In February 2014, it was announced that Guinness World Records had confirmed Hughes's Odyssey Expedition was "The fastest time to visit all countries by public surface transport" (4 years and 31 days) after an extraordinarily long verification process. Marco Frigatti, Head of Records at Guinness World Records was quoted as saying "I can't remember a more absorbing record to verify in recent years."

=== Television shows and filmmaking ===
Hughes's video log of the first year of his expedition was made into an eight-part television series called Graham's World or Lonely Planet's The Odyssey. It was commissioned by the National Geographic Adventure channel, produced by Lonely Planet and distributed by BBC Worldwide.

=== Travel writing ===
Hughes's debut travel memoir, "Man of the World: Book One of The Odyssey Expedition", an account of the first year of his journey to every country without flying, was published by ATBOSH Media in October 2017.

=== YouTube work ===
Graham has been active on YouTube since Sep 12, 2006 and in the summer of 2013, Hughes's "One Second Every Country" YouTube video went viral, amassing almost one million views in just a few weeks, which led to appearances on BBC News and CBS This Morning as well as articles about his travels on Buzzfeed and Esquire.

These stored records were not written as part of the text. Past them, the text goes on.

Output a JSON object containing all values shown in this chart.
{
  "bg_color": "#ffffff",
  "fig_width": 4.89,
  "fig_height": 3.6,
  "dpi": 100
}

== Post travel activities ==

=== SOS Island ===
On 12 December 2013, Hughes was declared the winner of SOS Island, a Survivor-like show featuring Les Stroud which relied on social media to promote Samsung products on a desert island setting. The prize was $100,000 towards a future island adventure of his choice. He chose to buy an island in Bocas Del Toro, Panama, from fellow British adventurer Ian Usher. Hughes renamed it "Jinja Island" and lived there off-grid for the best part of three years.

=== Political activism ===
In the wake of the Brexit referendum, Hughes wrote to his local Labour Party MP, Stephen Twigg, threatening to stand against him in an upcoming election if he voted with the Conservative Party to activate Article 50 without any protection for EU citizens living in the UK or British citizens living in the EU (against the wishes of a majority of his constituents). When Theresa May called a snap election in April 2017, Hughes, true to his word, returned to the UK to run against Twigg as an independent candidate. He received 0.7% of the votes, subsequently losing his deposit having not met the 5% threshold.

Since then, Hughes has been a vocal advocate of remaining in the European Union, leading and emceeing the "People's March For Europe" in September 2017. He stood as a candidate for the Liberal Democrats in the 2018 local government elections for his home ward of Knotty Ash, Liverpool and came third with just over 6% of the vote.